Thirty-seventh day.
Lira was no longer exactly a child.
She’d grown a few inches without meaning to—her body catching up to her mind’s exhaustion. Sunken eyes, longer tangled hair, voice sometimes hoarse from commanding creations. Still wore the dress she’d imagined on day one, now crusted with dried light and dream dust.
That morning, she appeared in the cloud palace with a gun in hand.
Heavy. Black. Too real.
Geraldo was at the counter drinking coffee that never cooled when she entered. The giant stuffed bunny—the only friend left from the old world, with her father’s voice—limped behind, one ear torn since last week.
“Geraldo,” Lira said, voice firm. “Get out.”
He turned slowly.
“Out of what?”
“My dream.”
She raised the gun. Steady hand. Steady eye.
Geraldo didn’t blink.
“You don’t want that.”
“I do.”
The bunny tried to speak:
“Honey…”
Lira didn’t look.
“Shut up.”
Bang.
The bullet roared like thunder inside a skull. Entered Geraldo’s chest, spun, tore through everything that wasn’t real flesh, exited his back. Fell to the floor like a worthless coin.
Geraldo wiped the hole with his hand. Black blood smoked and vanished.
“You can’t kill me,” he said, voice calm as ever. “I know the trick.”
Lira fired again. And again. Five times. Each bullet clinked to the floor.
The bunny stepped in front.
“Lira, stop. He’s helping you.”
She turned the gun on the bunny.
“You too.”
Bang.
The bunny exploded into cotton and memory. Her father’s voice cried one last “I love you” cut short—and turned to silence.
Lira dropped the gun. Cried like a child who breaks her favorite toy and realizes too late.
The sky cracked. Glass rain. Tourists below screamed, ran, froze into panic statues.
Geraldo approached slowly. Knelt before her. Wiped a tear with his thumb.
“Easy. You need me.”
Lira sobbed.
“I want to wake up.”
“You don’t.”
“I do!”
“Then try.”
She tried.
Closed her eyes tight. Frowned. Clenched fists until knuckles went white.
The whole world shook. Buildings swayed. Neon seas rose like tsunamis.
But it didn’t break.
Because deep down, Lira didn’t really want to.
Geraldo hugged her like hugging a bomb that gave up exploding.
“See? You don’t want to wake up. Out there is pain. Needles. Beeping machines. People crying for real. Here you’re everything.”
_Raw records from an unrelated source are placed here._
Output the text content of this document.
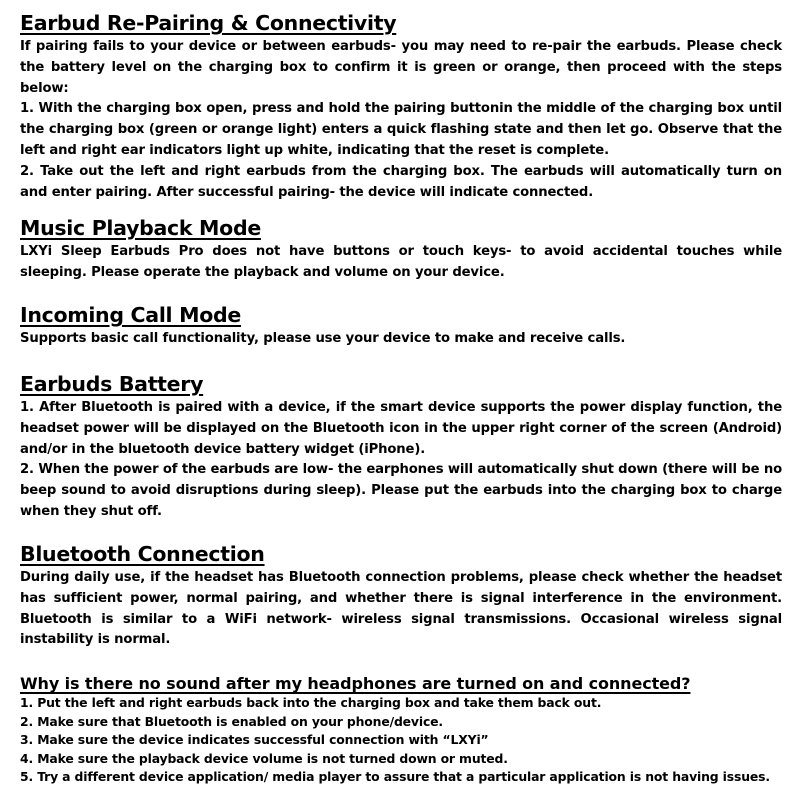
Earbud Re-Pairing & Connectivity

If pairing fails to your device or between earbuds- you may need to re-pair the earbuds. Please check the battery level on the charging box to confirm it is green or orange, then proceed with the steps below:

1. With the charging box open, press and hold the pairing buttonin the middle of the charging box until the charging box (green or orange light) enters a quick flashing state and then let go. Observe that the left and right ear indicators light up white, indicating that the reset is complete.

2. Take out the left and right earbuds from the charging box. The earbuds will automatically turn on and enter pairing. After successful pairing- the device will indicate connected.

Music Playback Mode

LXYi Sleep Earbuds Pro does not have buttons or touch keys- to avoid accidental touches while sleeping. Please operate the playback and volume on your device.

Incoming Call Mode

Supports basic call functionality, please use your device to make and receive calls.

Earbuds Battery

1. After Bluetooth is paired with a device, if the smart device supports the power display function, the headset power will be displayed on the Bluetooth icon in the upper right corner of the screen (Android) and/or in the bluetooth device battery widget (iPhone).

2. When the power of the earbuds are low- the earphones will automatically shut down (there will be no beep sound to avoid disruptions during sleep). Please put the earbuds into the charging box to charge when they shut off.

Bluetooth Connection

During daily use, if the headset has Bluetooth connection problems, please check whether the headset has sufficient power, normal pairing, and whether there is signal interference in the environment. Bluetooth is similar to a WiFi network- wireless signal transmissions. Occasional wireless signal instability is normal.

Why is there no sound after my headphones are turned on and connected?

1. Put the left and right earbuds back into the charging box and take them back out.

2. Make sure that Bluetooth is enabled on your phone/device.

3. Make sure the device indicates successful connection with “LXYi”

4. Make sure the playback device volume is not turned down or muted.

5. Try a different device application/ media player to assure that a particular application is not having issues.
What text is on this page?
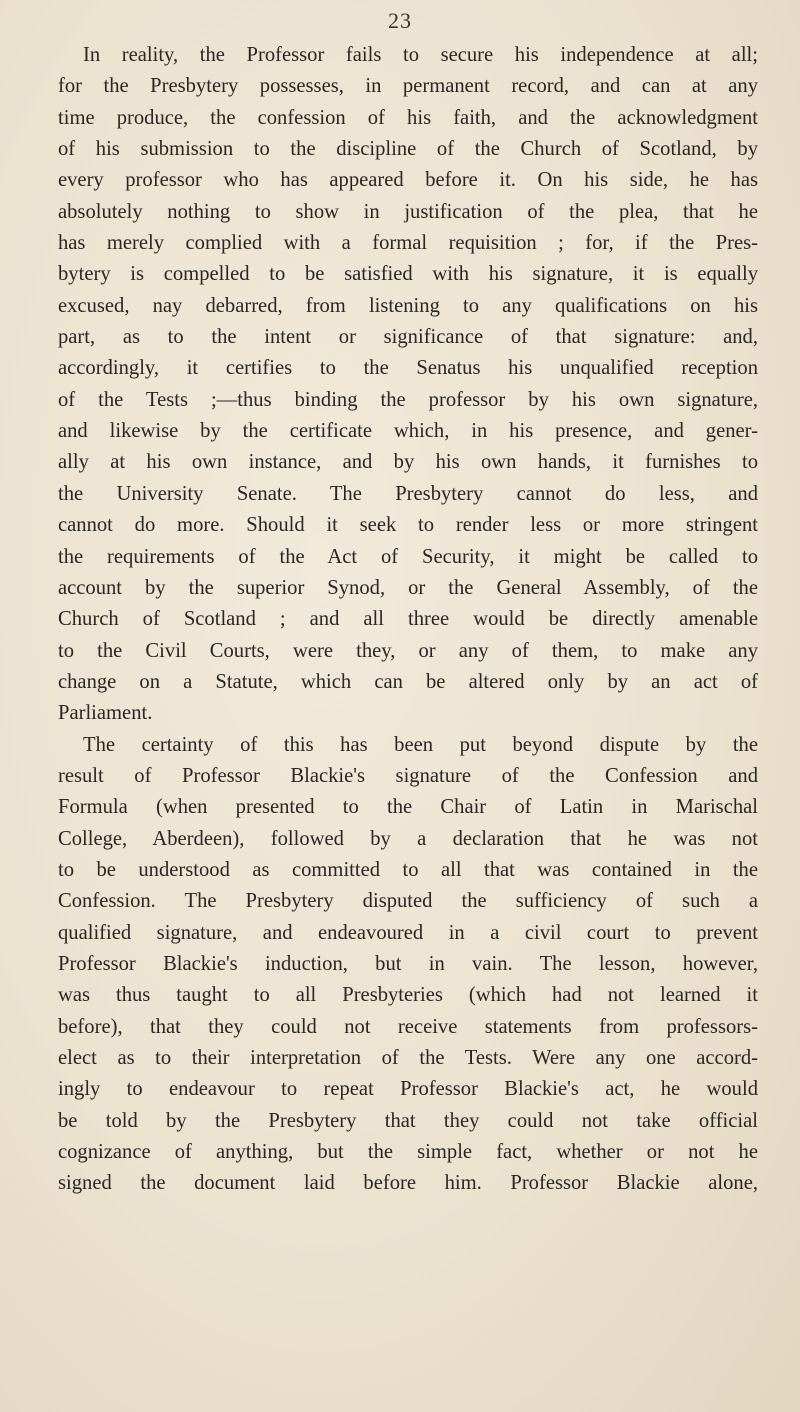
23
In reality, the Professor fails to secure his independence at all;
for the Presbytery possesses, in permanent record, and can at any
time produce, the confession of his faith, and the acknowledgment
of his submission to the discipline of the Church of Scotland, by
every professor who has appeared before it. On his side, he has
absolutely nothing to show in justification of the plea, that he
has merely complied with a formal requisition ; for, if the Pres-
bytery is compelled to be satisfied with his signature, it is equally
excused, nay debarred, from listening to any qualifications on his
part, as to the intent or significance of that signature: and,
accordingly, it certifies to the Senatus his unqualified reception
of the Tests ;—thus binding the professor by his own signature,
and likewise by the certificate which, in his presence, and gener-
ally at his own instance, and by his own hands, it furnishes to
the University Senate. The Presbytery cannot do less, and
cannot do more. Should it seek to render less or more stringent
the requirements of the Act of Security, it might be called to
account by the superior Synod, or the General Assembly, of the
Church of Scotland ; and all three would be directly amenable
to the Civil Courts, were they, or any of them, to make any
change on a Statute, which can be altered only by an act of
Parliament.
The certainty of this has been put beyond dispute by the
result of Professor Blackie's signature of the Confession and
Formula (when presented to the Chair of Latin in Marischal
College, Aberdeen), followed by a declaration that he was not
to be understood as committed to all that was contained in the
Confession. The Presbytery disputed the sufficiency of such a
qualified signature, and endeavoured in a civil court to prevent
Professor Blackie's induction, but in vain. The lesson, however,
was thus taught to all Presbyteries (which had not learned it
before), that they could not receive statements from professors-
elect as to their interpretation of the Tests. Were any one accord-
ingly to endeavour to repeat Professor Blackie's act, he would
be told by the Presbytery that they could not take official
cognizance of anything, but the simple fact, whether or not he
signed the document laid before him. Professor Blackie alone,
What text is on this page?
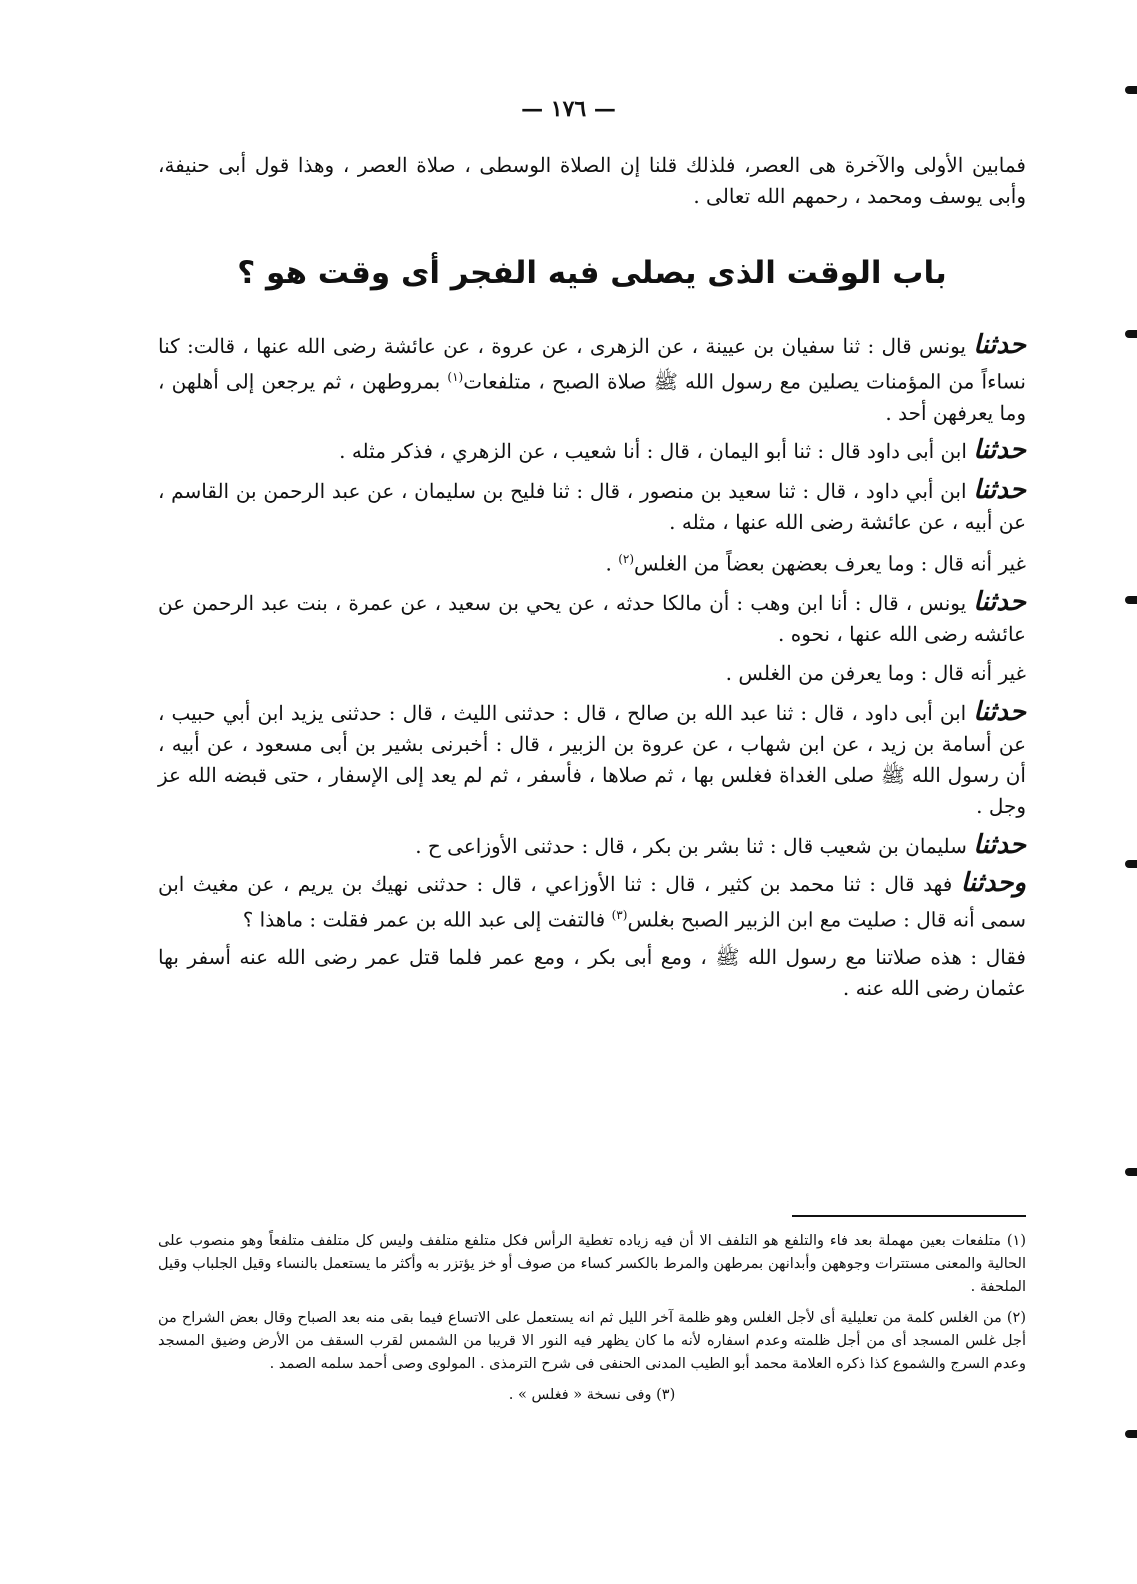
— ١٧٦ —
فمابين الأولى والآخرة هى العصر، فلذلك قلنا إن الصلاة الوسطى ، صلاة العصر ، وهذا قول أبى حنيفة، وأبى يوسف ومحمد ، رحمهم الله تعالى .
باب الوقت الذى يصلى فيه الفجر أى وقت هو ؟

حدثنا يونس قال : ثنا سفيان بن عيينة ، عن الزهرى ، عن عروة ، عن عائشة رضى الله عنها ، قالت: كنا نساءاً من المؤمنات يصلين مع رسول الله ﷺ صلاة الصبح ، متلفعات$^{(١)}$ بمروطهن ، ثم يرجعن إلى أهلهن ، وما يعرفهن أحد .

حدثنا ابن أبى داود قال : ثنا أبو اليمان ، قال : أنا شعيب ، عن الزهري ، فذكر مثله .

حدثنا ابن أبي داود ، قال : ثنا سعيد بن منصور ، قال : ثنا فليح بن سليمان ، عن عبد الرحمن بن القاسم ، عن أبيه ، عن عائشة رضى الله عنها ، مثله .

غير أنه قال : وما يعرف بعضهن بعضاً من الغلس$^{(٢)}$ .

حدثنا يونس ، قال : أنا ابن وهب : أن مالكا حدثه ، عن يحي بن سعيد ، عن عمرة ، بنت عبد الرحمن عن عائشه رضى الله عنها ، نحوه .

غير أنه قال : وما يعرفن من الغلس .

حدثنا ابن أبى داود ، قال : ثنا عبد الله بن صالح ، قال : حدثنى الليث ، قال : حدثنى يزيد ابن أبي حبيب ، عن أسامة بن زيد ، عن ابن شهاب ، عن عروة بن الزبير ، قال : أخبرنى بشير بن أبى مسعود ، عن أبيه ، أن رسول الله ﷺ صلى الغداة فغلس بها ، ثم صلاها ، فأسفر ، ثم لم يعد إلى الإسفار ، حتى قبضه الله عز وجل .

حدثنا سليمان بن شعيب قال : ثنا بشر بن بكر ، قال : حدثنى الأوزاعى ح .

وحدثنا فهد قال : ثنا محمد بن كثير ، قال : ثنا الأوزاعي ، قال : حدثنى نهيك بن يريم ، عن مغيث ابن سمى أنه قال : صليت مع ابن الزبير الصبح بغلس$^{(٣)}$ فالتفت إلى عبد الله بن عمر فقلت : ماهذا ؟

فقال : هذه صلاتنا مع رسول الله ﷺ ، ومع أبى بكر ، ومع عمر فلما قتل عمر رضى الله عنه أسفر بها عثمان رضى الله عنه .

(١) متلفعات بعين مهملة بعد فاء والتلفع هو التلفف الا أن فيه زياده تغطية الرأس فكل متلفع متلفف وليس كل متلفف متلفعاً وهو منصوب على الحالية والمعنى مستترات وجوههن وأبدانهن بمرطهن والمرط بالكسر كساء من صوف أو خز يؤتزر به وأكثر ما يستعمل بالنساء وقيل الجلباب وقيل الملحفة .

(٢) من الغلس كلمة من تعليلية أى لأجل الغلس وهو ظلمة آخر الليل ثم انه يستعمل على الاتساع فيما بقى منه بعد الصباح وقال بعض الشراح من أجل غلس المسجد أى من أجل ظلمته وعدم اسفاره لأنه ما كان يظهر فيه النور الا قريبا من الشمس لقرب السقف من الأرض وضيق المسجد وعدم السرج والشموع كذا ذكره العلامة محمد أبو الطيب المدنى الحنفى فى شرح الترمذى . المولوى وصى أحمد سلمه الصمد .

(٣) وفى نسخة « فغلس » .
Lira cried into his shoulder.
“I killed the bunny…”
“He was just memory,” Geraldo whispered. “Memory hurts. We can make another.”
That afternoon she made another bunny. Identical. But silent. Just stared with button eyes and moved when she commanded.
That night, Geraldo sat beside her cloud bed.
“Want me to make them pay extra tax for the broken glass?”
Lira nodded, voice small.
“Yeah.”
“Want me to expel the ones who ran?”
Another nod.
“And anyone who screams again?”
Silence.
“Want me to make disappear anyone who reminds you this isn’t real?”
Lira looked at him. Her eyes no longer a child’s.
“Yes.”
Geraldo smiled.
“Done.”
Next morning, the palace was clean. Glass gone. Runners vanished. No one asked. Everyone paid the extra tax without complaint.
Lira sat on the throne, silent bunny in lap, staring at the horizon now lined with crystal skyscrapers.
“Geraldo?”
“Yeah.”
“Can I still kill you?”
He laughed low.
“You can try.”
She tried again. Made a knife. Stabbed his neck. The knife melted.
Made poison. He drank and asked for more.
Made fire. He walked through and came out smelling of smoke, but whole.
“See?” he said, brushing ashes from his shirt. “Only those who know the trick are immune.”
Lira dropped the silent bunny.
“What’s the trick?”
Geraldo knelt before her once more.
“The trick is knowing you don’t want me dead. Because if I die, you wake up. And if you wake up…”
“Everything ends.”
“Exactly.”
Lira looked at her hands. Nails now painted black—she’d imagined them that way last week.
“I don’t want it to end.”
“Then it doesn’t.”
She held out her hand. He took it.
The world stopped shaking.
And Lira, for the first time, smiled without being a child.